Three years later this teacher received a call from the mother of one of her former students. Robert had been a cut-up, but also one of her favorites. His mother sadly passed on the terrible news that Robert had been killed in the Gulf War. The teacher attended the funeral, where many of Robert’s former friends and high school classmates spoke. Just as the graveside service was ending, Robert’s mother approached her. She took out a worn piece of paper, obviously folded and refolded many times, and said, “This was one of the few things in Robert’s pocket when the military retrieved his body.” It was the paper on which the teacher had so carefully pasted the twenty-six things his classmates had admired.

Seeing this, Robert’s teacher’s eyes filled with tears. As she dried her wet cheeks, another former student standing nearby opened her purse, pulled out her own carefully folded page, and confessed that she always kept it with her. A third ex-student said that his page was framed and hanging in his kitchen; another told how the page had become part of her wedding vows. The perception of goodness invited by this teacher had transformed the hearts of her students in ways she might only have dreamed about.

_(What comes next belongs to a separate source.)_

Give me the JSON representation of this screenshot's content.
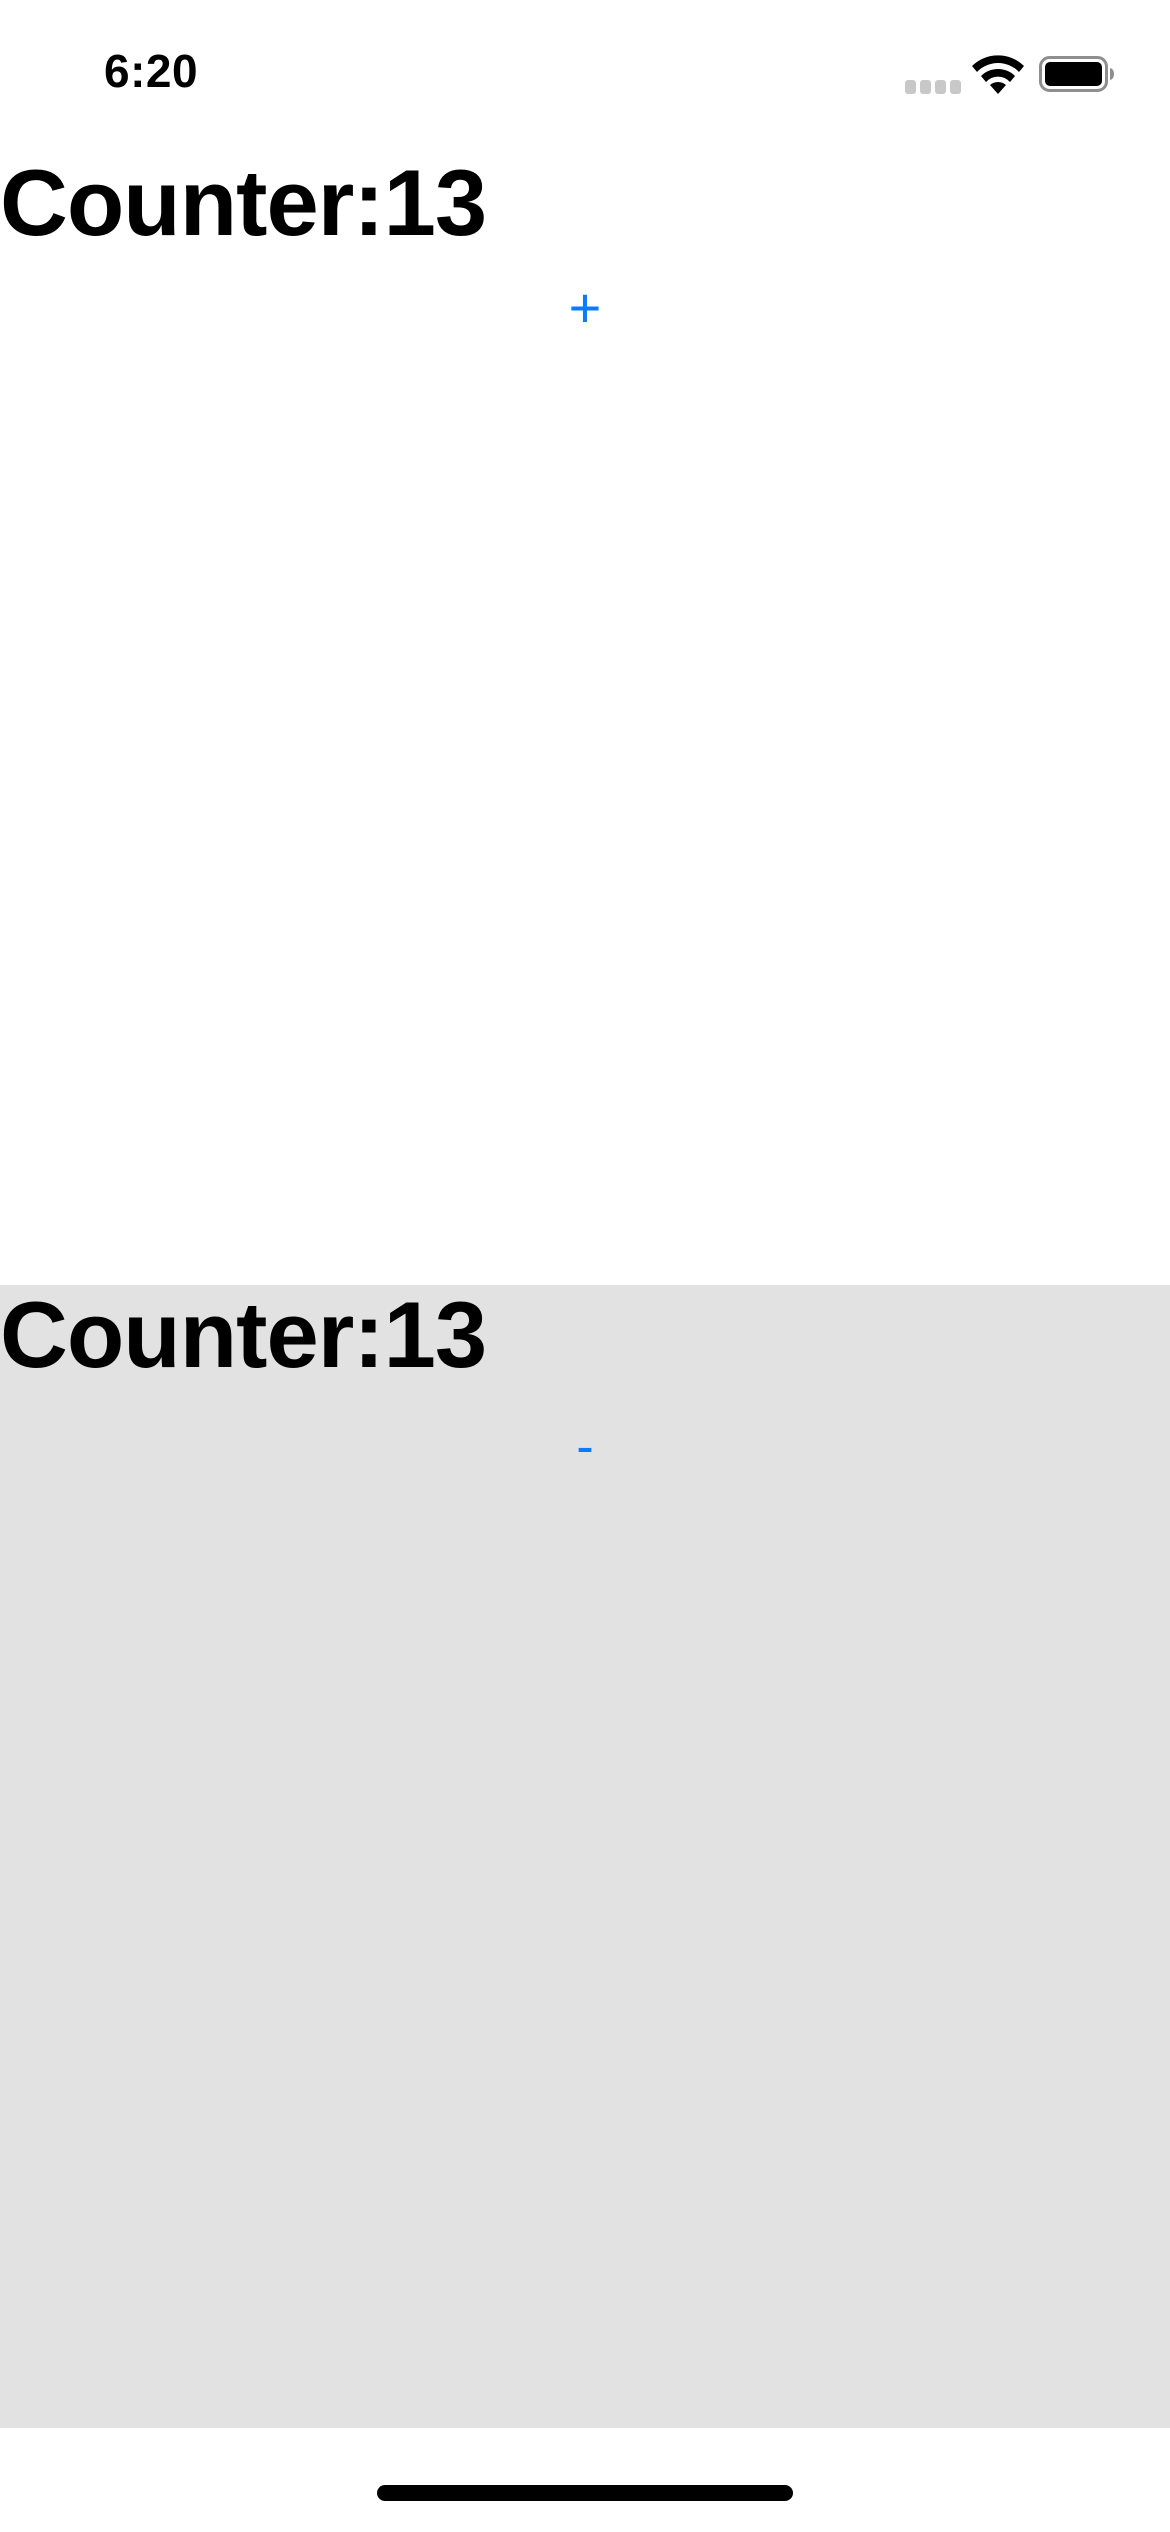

To see with sacred perception does not mean we ignore the need for change or development in an individual. But it starts with a most radical vision, one that transforms everyone it touches: a recognition of the seeds of goodness and an offering of dignity and respect to all.

Jack Kornfield trained as a Buddhist monk in the monasteries of Thailand, India, and Burma, and he is one of the key teachers to introduce Buddhist mindfulness practice to the West. He is the co-founder of the Insight Meditation Society and of Spirit Rock Meditation Center in Woodacre, California and a best-selling author. Jack was one of the leaders at the first-ever White House Buddhist Leadership Conference in 2015.